|Robert Brooks, Editor |
Less than a year ago an idea emerged: we would help FM&T’s readers, and metalcasters generally, to understand how well their operations are competing. That is, we’d develop a series of benchmarks that foundries and diecasters could use to compare their processes, products, services, costs, and other performance standards, against the rest of the industry. It was to debut in this issue.
It wasn’t intended to solve problems. The hope was it would allow readers to view their own capabilities and to evaluate them against those of their competitors, to inform their understanding of themselves. From that, they could investigate ideas and practices that would set them apart from the competition. Our presentation would be a constructive way to help metalcasters to know “How am I doing?”
It didn’t happen, of course. The global economy collapsed. The metalcasting business froze in place. The responses we sought didn’t materialize as plant managers and operators declined to reveal (even confidentially) their data. Rather than share the information with the goal of improving everyone’s understanding of the industry, we found we had no data. Nothing from which to work, to build, or to develop.
This is emblematic of our time. Nearly everyone has been forced to accept an outcome different than what they had planned. They’re making do with the resources they can assemble. These aren’t the worst problems anyone ever faced, but because they represent such a reversal from our previous experience they confound us. And because of that, they linger.
All this is hard to accept, and its much harder to understand how we got ourselves into our rut. It’s even harder to know how to get out of it. Perhaps some of the “benchmark” approach applies?

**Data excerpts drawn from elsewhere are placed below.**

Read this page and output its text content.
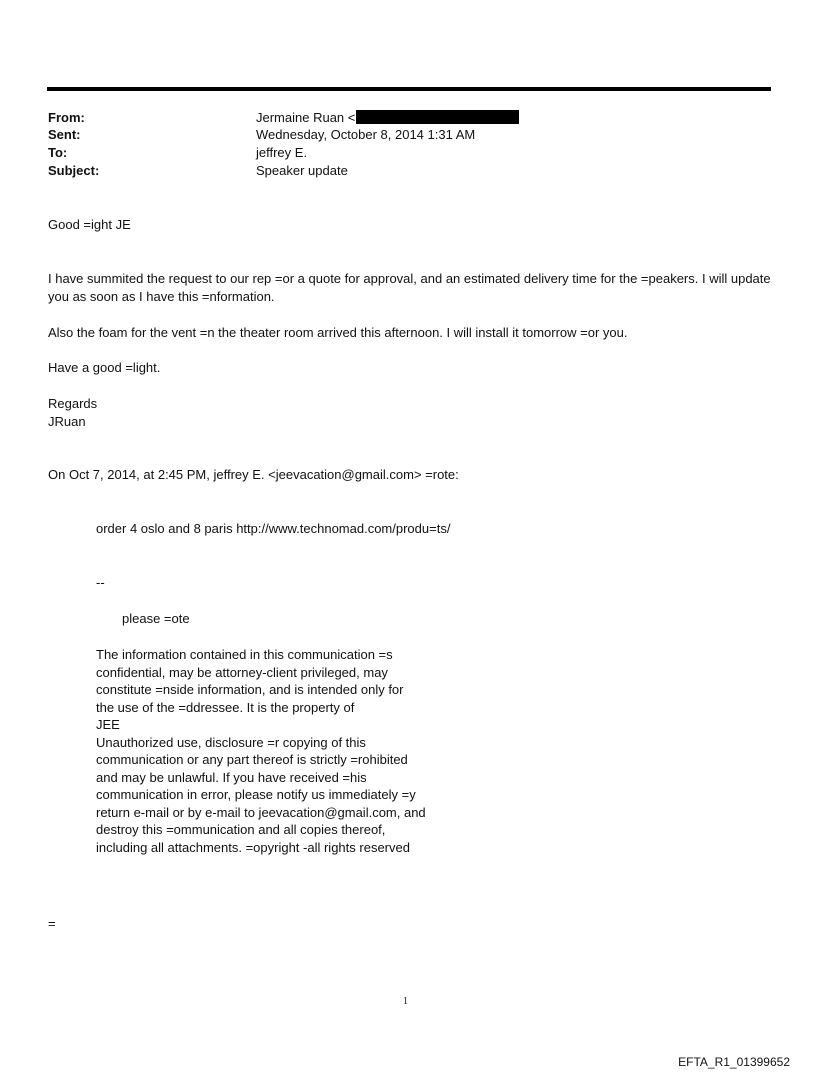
From:	Jermaine Ruan <
Sent:	Wednesday, October 8, 2014 1:31 AM
To:	jeffrey E.
Subject:	Speaker update
Good =ight JE
I have summited the request to our rep =or a quote for approval, and an estimated delivery time for the =peakers. I will update you as soon as I have this =nformation.
Also the foam for the vent =n the theater room arrived this afternoon. I will install it tomorrow =or you.
Have a good =light.
Regards
JRuan
On Oct 7, 2014, at 2:45 PM, jeffrey E. <jeevacation@gmail.com> =rote:
order 4 oslo and 8 paris http://www.technomad.com/produ=ts/
--
please =ote
The information contained in this communication =s
confidential, may be attorney-client privileged, may
constitute =nside information, and is intended only for
the use of the =ddressee. It is the property of
JEE
Unauthorized use, disclosure =r copying of this
communication or any part thereof is strictly =rohibited
and may be unlawful. If you have received =his
communication in error, please notify us immediately =y
return e-mail or by e-mail to jeevacation@gmail.com, and
destroy this =ommunication and all copies thereof,
including all attachments. =opyright -all rights reserved
=
1
EFTA_R1_01399652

First, don’t be persuaded by anecdotes or commentary asserting that “everyone is in the same position.” Is it true? No one knows, and it doesn’t matter. The point of benchmarking is not to standardize performances but to distinguish among competitors and to diversify approaches, so that advantages emerge for producers and consumers. Be determined to maximize your potential according to the opportunities available to you. If you’re the same as your competitors, you cannot be the best.
Next, assess your circumstances honestly and thoroughly. It may be as bad you suppose. It may be worse than that, but no one can mark improvement without a clear starting point.
Be diligent in seeking new approaches and applying strategies that will improve your circumstance. Keep an eye on what others are doing, but don’t stop asking, “How am I doing?” You’ll need to remember where you started, and you may need to reconsider your plans as you progress.
Resist the impulse to accept wholesale solutions. There are too many of them now, too many to be credible. Whatever the running commentary may imply, all of us cannot be rescued by stimulus plans. Bailouts that save some assets inevitably choose which ones will fail, too. These approaches create more losers than winners because they discourage the sorts of risks necessary to achieve growth. In this atmosphere, success accrues to the innovators, the independents.
Is this a plan for you? If not, get to work on your own approach. Know your potential. The difficulty of the current moment is that it lacks activity, the innovation that will spur growth overall.
In less than a year we’ve moved from a confident “How are we doing?” to an anxious “What comes next?” While very little seems to be working as planned, and as difficult as it is to maintain any plan, the greatest burden is the stress of anticipating what comes next. Don’t anticipate. Innovate.